Write her a letter, maybe meet up to say goodbye but don’t let her self destruct mode bring you down to her level. You are the victim here, it’s your mum that needs to make things right with you, not the other way around.

AcrossthePond55 Sat 11-Nov-17 20:43:19

I can't bring her into my home and give my children what I had but I can't bear for her to waste away, become ill and die alone.

Aunty it's the OP who raised that issue, not me. I'm just saying that OP's mum has made her choices and that OP is not responsible for the results of those choices.

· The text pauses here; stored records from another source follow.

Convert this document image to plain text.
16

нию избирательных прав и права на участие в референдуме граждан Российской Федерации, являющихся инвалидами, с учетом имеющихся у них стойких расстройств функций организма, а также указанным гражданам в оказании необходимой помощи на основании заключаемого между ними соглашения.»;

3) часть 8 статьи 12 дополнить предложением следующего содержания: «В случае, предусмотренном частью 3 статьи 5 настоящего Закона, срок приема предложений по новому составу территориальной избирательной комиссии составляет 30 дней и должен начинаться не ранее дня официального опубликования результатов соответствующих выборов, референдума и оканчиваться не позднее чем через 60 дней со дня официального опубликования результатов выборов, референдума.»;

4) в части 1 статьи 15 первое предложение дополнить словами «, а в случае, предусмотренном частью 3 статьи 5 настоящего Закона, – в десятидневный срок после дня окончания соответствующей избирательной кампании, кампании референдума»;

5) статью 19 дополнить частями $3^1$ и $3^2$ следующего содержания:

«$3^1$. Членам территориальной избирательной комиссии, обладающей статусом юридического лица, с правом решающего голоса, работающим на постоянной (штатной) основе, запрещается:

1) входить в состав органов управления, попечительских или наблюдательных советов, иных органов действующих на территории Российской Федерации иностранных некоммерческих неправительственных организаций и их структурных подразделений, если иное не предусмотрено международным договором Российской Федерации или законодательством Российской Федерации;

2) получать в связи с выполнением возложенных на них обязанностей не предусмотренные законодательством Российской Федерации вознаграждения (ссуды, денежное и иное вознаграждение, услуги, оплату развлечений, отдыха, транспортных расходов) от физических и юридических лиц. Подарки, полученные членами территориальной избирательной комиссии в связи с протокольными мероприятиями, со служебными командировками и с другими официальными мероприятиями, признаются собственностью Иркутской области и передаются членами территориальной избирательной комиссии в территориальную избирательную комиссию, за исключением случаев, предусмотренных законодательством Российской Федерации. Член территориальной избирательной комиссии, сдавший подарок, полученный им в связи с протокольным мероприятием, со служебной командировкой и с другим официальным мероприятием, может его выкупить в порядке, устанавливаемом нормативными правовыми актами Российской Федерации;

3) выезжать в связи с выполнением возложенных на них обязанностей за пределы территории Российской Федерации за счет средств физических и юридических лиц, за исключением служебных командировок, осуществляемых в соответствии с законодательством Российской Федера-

Imalloutofoptions Sat 11-Nov-17 22:50:16

Thank you for all your kind comments. I know I can't do anymore and I can't make her want to be better. I can only decide how I'm going to deal with it. I just wish her life was different. I've always thought that if she became ill, I'd want to see her to say goodbye but if I do this now, chances are she'll be drunk. I really can't bear to see her drunk ever again. I spoke to someone some time ago who spoke to me about ambiguous loss, I really do feel like I'm grieving a living person since cutting contact the last time.

Hellomaryimback Sat 11-Nov-17 23:18:30

imallout you've had a tough upbringing and done amazing to be still here not fucked up.

I'd go and see her.

I've just got in contact with my mother after a very long time as due to illness (not as bad as your mother) my brother and I had a shit childhood with her and both left as soon as we could. Drinking and severe mental illness.

In your situation I'd go because you don't know how you would feel about not seeing her before she died if she is this bad after she passes.

Your kids don't need to be around her and that's something you can think about after the visit - but I'd go.

as I've got older I've realalised my mother was shaped my her own childhood. Not an excuse to be a shit mother but a reason. That's why I finally gave in even when family members where against it.

My mother isn't dying but is in a pitiful way.

I know your mother is going to be in bad form when you see her but at least you can say you went when you was told she was seriously ill because it's only you and your thought late night in bed.